Democrat gubernatorial candidate J.B. Pritzker has cowardly, insultingly and dangerously refused to say exactly how much higher Illinois income tax must be raised to fund all the new spending he is proposing.
The Illinois Policy Institute gave it a shot, using public statements to come up with an estimate. The answer?
An astonishing $13 billion to $18 billion.
That's on top of a $38.5 billion budget. We're talking an increase of up to 46 percent on top of the current budget.
Can this be right?
The Institute says it is.
Reasonable estimates show the cost of Pritzker’s spending promises demand an income tax hike of $13 billion to $18 billion. This would require approximately doubling the state’s personal income tax to 9.95 percent on the high end and 8.51 percent on the low end from the current 4.95 percent income tax rate.

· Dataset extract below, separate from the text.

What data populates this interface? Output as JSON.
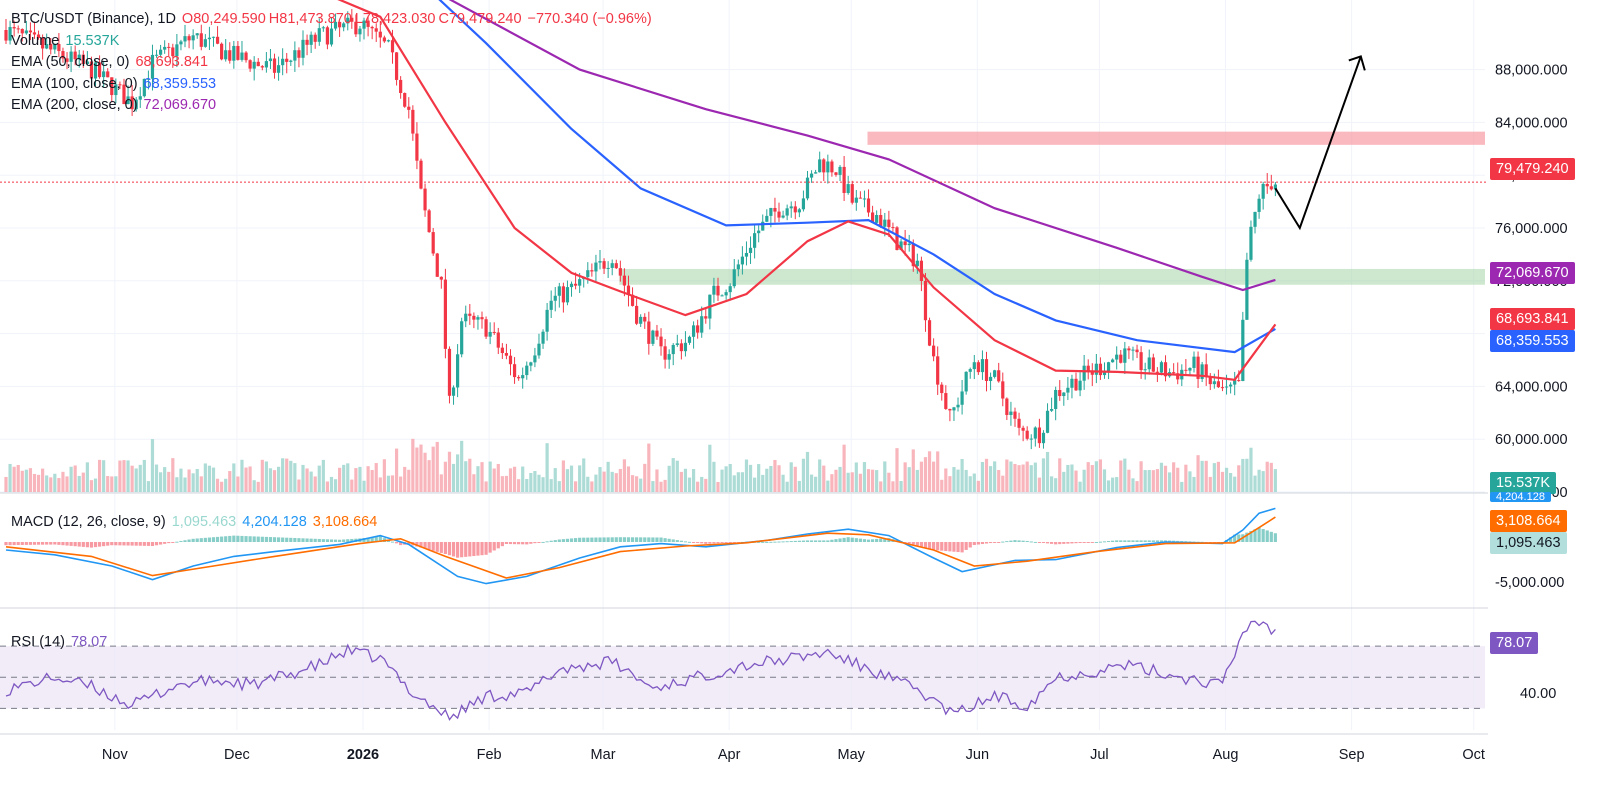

That means within the existing flat income tax structure, which would remain in place until at least 2020, the typical family in Illinois making just over $79,000 would pay an additional $2,500 to $3,500 in income taxes in order to finance Pritzker’s spending promises.
Economic modeling shows a tax hike of this magnitude could cost the state between 94,000 and 132,000 jobs and $22.4 billion to $31.3 billion in economic activity.
Gag. Even progressives who are so willing to give away their money think twice.
This is staggering. Amazing. Breathtaking. Unbelievable. Bewildering. Guess that's why Pritzker repeatedly isn't saying how much he would have to jack up the income tax.
Well, think about it this way: Pritzker and Democrats want to change the current flat tax to a "progressive" levy that takes a great percentage of richer taxpayers' income. Pritzker says that rich people like him ought to be willing to pay more. So, if he's so willing to spend his own money, then let's say that the super-rich billionaire paid his entire worth.
Forbes estimates it at $3.2 billion. So even if the state took Pritzker's entire fortune, it wouldn't come close to paying for the increased spending. It would take as many as 12 Pritzkers to pay for it. For just one year. Soon enough Illinois would run out of billionaires.